Mientras intento hallar un método que me aseguren, algorítmicamente, resultados de haber penetrado en tu radio sensitivo, hago un llamado dramático, evanescente y espectral; pues aparezco sugerente, como poesía de Eguren para perturbar tu destino lineal. Quisiera llevarte un rato por ambages sensibles, hasta que te pierdas en reflexiones absurdas, con la esperanza de que el motus animi continus te traiga a mis dominios fantasmales, y así llegar al culmen de la interacción unilateral que tengo contigo. Tal vez de esa manera, la especificidad se pierda, se disperse y desnude el quid más prístino, ese en el que somos ''x'' o ''y'', extrapolando las ambiciones del fisicalismo, hasta consumar el sexo tántrico de reconocernos el uno al otro, incluso si no puedes ver mi pálido rostro, mis afilados ojos o las escalas policromáticas que componen mi exposoma; romperé las barreras ontológicas hasta fundirnos para siempre.

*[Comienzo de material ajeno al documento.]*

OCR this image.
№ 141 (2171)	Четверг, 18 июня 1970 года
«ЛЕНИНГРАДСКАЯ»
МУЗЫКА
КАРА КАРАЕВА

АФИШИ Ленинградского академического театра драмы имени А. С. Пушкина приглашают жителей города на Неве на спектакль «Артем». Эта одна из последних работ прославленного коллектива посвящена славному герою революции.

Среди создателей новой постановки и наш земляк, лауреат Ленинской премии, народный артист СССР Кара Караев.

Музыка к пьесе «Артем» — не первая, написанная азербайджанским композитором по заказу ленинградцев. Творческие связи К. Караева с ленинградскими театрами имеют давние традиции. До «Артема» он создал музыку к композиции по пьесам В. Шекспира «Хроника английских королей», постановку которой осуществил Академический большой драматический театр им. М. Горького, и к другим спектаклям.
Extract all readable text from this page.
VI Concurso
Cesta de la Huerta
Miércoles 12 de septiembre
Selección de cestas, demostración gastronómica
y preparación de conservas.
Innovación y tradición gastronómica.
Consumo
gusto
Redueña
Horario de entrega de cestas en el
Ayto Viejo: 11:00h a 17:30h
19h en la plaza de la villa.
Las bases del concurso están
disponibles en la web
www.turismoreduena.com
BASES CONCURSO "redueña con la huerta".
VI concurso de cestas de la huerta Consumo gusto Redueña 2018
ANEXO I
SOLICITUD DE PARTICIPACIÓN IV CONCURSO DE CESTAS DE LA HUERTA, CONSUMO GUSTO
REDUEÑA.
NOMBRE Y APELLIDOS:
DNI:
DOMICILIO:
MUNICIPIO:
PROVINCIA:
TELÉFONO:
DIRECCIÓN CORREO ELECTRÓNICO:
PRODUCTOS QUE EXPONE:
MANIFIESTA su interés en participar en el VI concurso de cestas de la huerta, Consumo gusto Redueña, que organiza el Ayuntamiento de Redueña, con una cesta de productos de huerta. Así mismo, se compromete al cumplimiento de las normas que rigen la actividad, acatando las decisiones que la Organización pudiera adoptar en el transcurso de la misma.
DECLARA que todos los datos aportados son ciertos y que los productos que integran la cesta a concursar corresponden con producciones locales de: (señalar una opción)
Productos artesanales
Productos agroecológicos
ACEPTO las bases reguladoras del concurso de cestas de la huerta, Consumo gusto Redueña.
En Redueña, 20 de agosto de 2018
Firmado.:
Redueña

Cuando observo la composición de cardinales donde hay unidades de divisiones eternas y me siento tan hueco y heterogéneo, no puedo evitar pensar que la soledad es una constante de la vida que infesta a todos sus elementos; que siempre que sigamos deambulando mientras observamos el reflejo del otro, sabré que, incluso si fuera perceptiva para ti, nuestra interacción será, inevitablemente, unilateral.